June 7, 2011
The battle begins at 1:30 tomorrow, June 8 (aka I’m starting my chemo). I’m a little nervous, but to be honest, it’s for a stupid reason. I HATE getting IV’s. I don’t usually make a scene over them or anything, but they are really starting to get to me. Needles never bothered me too much until recently I’ve been stuck so many times. You’d think I’d be getting used to it, but for some reason it is going in the opposite direction. You’d also think that I would be more worried about feeling terrible after, losing my hair, etc. but I most dread getting a needle in my vein so many times…wow, that sounds wimpy. So any suggestions of getting over that will be appreciated.
pray. Here’s the deal: after 2 months of chemo I will have another PET scan to see if all of my masses in my neck, chest, spleen, and liver are gone.
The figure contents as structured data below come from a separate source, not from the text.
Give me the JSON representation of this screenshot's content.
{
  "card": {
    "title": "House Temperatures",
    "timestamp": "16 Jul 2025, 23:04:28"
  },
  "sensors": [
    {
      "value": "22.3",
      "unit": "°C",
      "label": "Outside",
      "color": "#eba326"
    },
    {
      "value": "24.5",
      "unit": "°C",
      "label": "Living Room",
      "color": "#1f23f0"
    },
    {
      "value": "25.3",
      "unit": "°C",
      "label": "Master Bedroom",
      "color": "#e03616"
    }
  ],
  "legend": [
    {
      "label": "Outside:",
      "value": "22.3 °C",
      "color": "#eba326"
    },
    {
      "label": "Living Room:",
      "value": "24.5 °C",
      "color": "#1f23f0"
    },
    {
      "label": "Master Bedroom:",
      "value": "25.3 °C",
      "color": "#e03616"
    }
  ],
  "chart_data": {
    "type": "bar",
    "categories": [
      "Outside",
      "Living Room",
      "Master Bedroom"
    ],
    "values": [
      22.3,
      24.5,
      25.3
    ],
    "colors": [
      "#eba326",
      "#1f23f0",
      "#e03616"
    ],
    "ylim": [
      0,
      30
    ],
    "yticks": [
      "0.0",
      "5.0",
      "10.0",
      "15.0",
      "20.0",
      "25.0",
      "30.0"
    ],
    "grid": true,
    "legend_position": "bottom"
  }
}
Hodgkin lymphoma is very chemo-sensitive, so it is very realistic that all of it will be gone in two months. So if it is all gone, praise the Lord and I will finish out my chemo the next 4 months in remission. However, if there is even a tiny bit left after the two months, I will have to go on a more intense chemo with harsher short-term and long-term side effects… Your prayers have already been building me up and preparing me for this time in my life, so keep up the good work. I thank God everyday for your prayers and support.
believe. The Lord has always taken care of me, so why wouldn’t He this time? “Cast your cares on the LORD and he will sustain you; he will never let the righteous fall.” -Psalm 55:22 I am trusting Him throughout the healing process. I am believing that He will heal me in two months and that if I am not healed by then, that He will heal me in His time. I am going to experience the meaning of faith in its fullness like never before.
conquer. With the full armor of God, I will be victorious. I am conquering the obvious, but I am also conquering fears along the way. With all of you behind me and God’s power and strength, I will not be defeated.